The Great Recession, caused by the housing collapse in 2008, is over. And it has been for some time. But for many who depend on consumer spending, including state government coffers, postrecession economic growth has been sluggish at best. Consumer spending makes up roughly 70 percent of the overall economy, and consumers are keeping their hard-earned money in their pockets. That pocketed cash, when used, is called discretionary spending. It’s the amount of a household’s income left over at the end of the month for spending, investing or saving, after taxes and personal necessities, such as transportation, food, housing and clothing, have been paid.
So much for the tutorial. The important theme to remember is, if gas prices — now less than $3 per gallon for regular — continue to fall, then Arkansans’ discretionary income will increase because filling up at the pump will cost less. Right now, it looks like we are saving anywhere from $10 to $15 per tank compared with this time last year. The impact varies by household, so you do the math. When you remember that a gallon of regular gas costs as much as $4.20 in February 2013, you quickly realize there is more to spend on other necessities, or even nonessentials. And that’s where the impact on the economy comes in.
There’s a double whammy to this scenario: Not only is gas costing less, Arkansans are buying less gas. Better miles per gallon, hybrids and general conservation have seen to that.
The economic experts say it takes two to three months for significantly reduced gas prices to work their way from the consumer through the economy. If so, then we should be seeing increased retail sales, and the sales tax collections that come with them, by the time holiday-season spending arrives. But make no mistake: Arkansas sales tax collections as a result of consumer spending have been fairly dismal. Expect to see, however, an uptick in those collections with the October and November reports. In fact, research from Prosper Insight & Analytics projects sales increases of 8 percent or better this coming holiday season. The reduction in gas prices will help meet, and perhaps exceed, those projections. But you have to do your part.
All good news, right? I certainly thought so as I was considering this column. But then a report on NPR and a story in the Washington Post illustrated the flip side of this coin.
Another consequence of lower gas prices is low inflation. Two weeks ago, the U.S. Labor Department reported the Consumer Price Index increased in September by a nearly imperceptible 0.1 percent. And for the past 12 months, that index has increased by only 1.7 percent. Little or no inflation across the board means there is no pressure to increase prices on goods and services.
The problem recognized by some worrisome economists is deflation — a sustained reduction in prices resulting in narrowing profit margins, layoffs, business closings and loan defaults.
We, of course, could further explore a doomsday scenario of decreases in demand, prices, valuation of assets, etc. But the Federal Reserve, which controls monetary policy in this country and wants to see inflation kept at around 2 percent, will surely act by increasing the money supply, if necessary. Always looking for the “Goldilocks” economy, we may be in a sweet spot right now, where factors are “just right.”

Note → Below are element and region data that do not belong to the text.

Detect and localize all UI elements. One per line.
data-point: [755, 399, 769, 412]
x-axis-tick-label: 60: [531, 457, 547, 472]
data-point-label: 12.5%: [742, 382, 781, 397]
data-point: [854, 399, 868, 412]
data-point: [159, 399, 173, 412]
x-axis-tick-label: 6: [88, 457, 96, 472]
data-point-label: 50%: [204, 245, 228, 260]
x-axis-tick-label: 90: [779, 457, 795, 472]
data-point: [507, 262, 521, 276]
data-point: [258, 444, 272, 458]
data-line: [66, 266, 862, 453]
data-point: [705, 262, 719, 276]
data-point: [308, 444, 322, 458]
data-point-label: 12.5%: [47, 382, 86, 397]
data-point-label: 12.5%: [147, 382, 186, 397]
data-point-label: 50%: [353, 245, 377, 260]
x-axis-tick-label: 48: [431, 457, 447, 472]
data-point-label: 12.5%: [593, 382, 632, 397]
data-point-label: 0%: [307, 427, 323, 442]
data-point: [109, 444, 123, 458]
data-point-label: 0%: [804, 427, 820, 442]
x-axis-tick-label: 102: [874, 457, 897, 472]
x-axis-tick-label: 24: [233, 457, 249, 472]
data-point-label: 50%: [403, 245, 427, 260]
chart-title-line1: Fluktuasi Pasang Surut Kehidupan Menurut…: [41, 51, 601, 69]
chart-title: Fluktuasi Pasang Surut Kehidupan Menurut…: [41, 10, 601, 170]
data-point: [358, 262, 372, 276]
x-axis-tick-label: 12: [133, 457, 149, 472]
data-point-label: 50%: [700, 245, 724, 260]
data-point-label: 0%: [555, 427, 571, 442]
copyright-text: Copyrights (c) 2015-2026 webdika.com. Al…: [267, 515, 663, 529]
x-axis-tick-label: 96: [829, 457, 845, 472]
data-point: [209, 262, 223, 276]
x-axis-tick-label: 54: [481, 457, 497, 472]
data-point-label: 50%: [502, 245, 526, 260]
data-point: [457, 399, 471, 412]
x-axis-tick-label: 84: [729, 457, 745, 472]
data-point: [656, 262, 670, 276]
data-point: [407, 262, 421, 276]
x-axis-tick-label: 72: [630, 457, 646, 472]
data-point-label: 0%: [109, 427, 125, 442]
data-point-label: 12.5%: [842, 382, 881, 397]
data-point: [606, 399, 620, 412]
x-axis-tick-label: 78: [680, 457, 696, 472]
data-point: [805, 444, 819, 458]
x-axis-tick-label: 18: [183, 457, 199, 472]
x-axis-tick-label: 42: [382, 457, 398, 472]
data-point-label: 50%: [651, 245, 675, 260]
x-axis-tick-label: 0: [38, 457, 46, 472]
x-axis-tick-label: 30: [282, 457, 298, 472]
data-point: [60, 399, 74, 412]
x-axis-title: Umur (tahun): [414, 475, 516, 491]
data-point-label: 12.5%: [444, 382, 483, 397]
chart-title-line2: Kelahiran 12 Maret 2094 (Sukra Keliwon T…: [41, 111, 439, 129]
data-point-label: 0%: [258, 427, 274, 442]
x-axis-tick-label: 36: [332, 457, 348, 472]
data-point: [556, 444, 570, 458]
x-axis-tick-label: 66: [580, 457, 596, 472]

For now, consumers should take advantage of the current low inflation and moderating prices and spend. Advertisers, too, should be encouraged by positive consumer sentiment coupled with greater discretionary income and encourage consumers via discounts and sales promotions.
November is finally here. The can’t-end-soon-enough political advertising, polls and phone calls are coming to an end. Congratulations to the political winners. It’s now your job to be the kind of stewards of public policy that give consumers the very best opportunities to participate in a growing Arkansas economy — and spend.